Ready to unload

I should have gone away these few days of the CPAC conference in a deep sea diving bell.  CPAC has been a disappointing spectacle to watch from afar, in more than one way.

I can’t tell you what it’s done for others, but for me it’s been a real downer, notwithstanding a few good speeches.  I didn’t feel this way last year; maybe I have a lower tolerance level now for watching the D.C. prima donnas in action.

Anne’s on the scene, so I’ll be interested to get her take, but to me it looks like mostly the same clique of DC establishment people feting themselves for being in the club.

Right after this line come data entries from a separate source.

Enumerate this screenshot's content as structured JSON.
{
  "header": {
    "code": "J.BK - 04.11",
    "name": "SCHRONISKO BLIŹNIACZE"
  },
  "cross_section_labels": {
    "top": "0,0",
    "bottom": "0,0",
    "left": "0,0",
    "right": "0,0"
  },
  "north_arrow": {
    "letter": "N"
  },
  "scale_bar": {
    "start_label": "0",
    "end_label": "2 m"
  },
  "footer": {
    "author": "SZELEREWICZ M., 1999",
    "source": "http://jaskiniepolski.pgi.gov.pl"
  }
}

For now, I’ll give you Pat Caddell, via Michael Patrick Leahy, Caddell Unloads on ‘Racketeering’ GOP Consultants:

“I blame the donors who allow themselves to be played for marks. I blame the people in the grassroots for allowing themselves to be played for suckers….It’s time to stop being marks. It’s time to stop being suckers. It’s time for you people to get real,” he told the audience that included two top Republican consultants.Caddell stole the show as a panelist in the breakout session titled “Should We Shoot All the Consultants Now?” He spoke with a fire and passion that electrified the room. When the session began the large room was half filled, but as word spread of the fireworks going on inside, the audience streamed in. By the end, it was standing room only….”When you have the Chief of Staff of the Republican National Committee and the political director of the Romney campaign, and their two companies get $150 million at the end of the campaign for the ‘fantastic’ get-out-the-vote program…some of this borders on RICO [the 1970 Racketeer Influenced and Corrupt Organizations Act] violations,” Caddell told the crowd. “It’s all self dealing going on. I think it works on the RICO thing. They’re in the business of lining their pockets.””The Republican Party,” Caddell continued, “is in the grips of what I call the CLEC–the consultant, lobbyist, and establishment complex.” Caddell described CLEC as a self serving interconnected network of individuals and organizations interested in preserving their own power far more than they’re interested in winning elections….Caddell predicted that the Republican Party, unless it became the anti-establishment, anti-Washington party, would become extinct, like the 19th century Whig Party. “These people [in the consulting-lobbying-establishment complex] are doing business for themselves. They are a part of the Washington establishment. These people don’t want to have change.”The 2010 takeover of Congress by the Republicans, Caddell said, “was not engineered by the Washington Republican establishment. They [the establishment] then took that victory and threw it away.”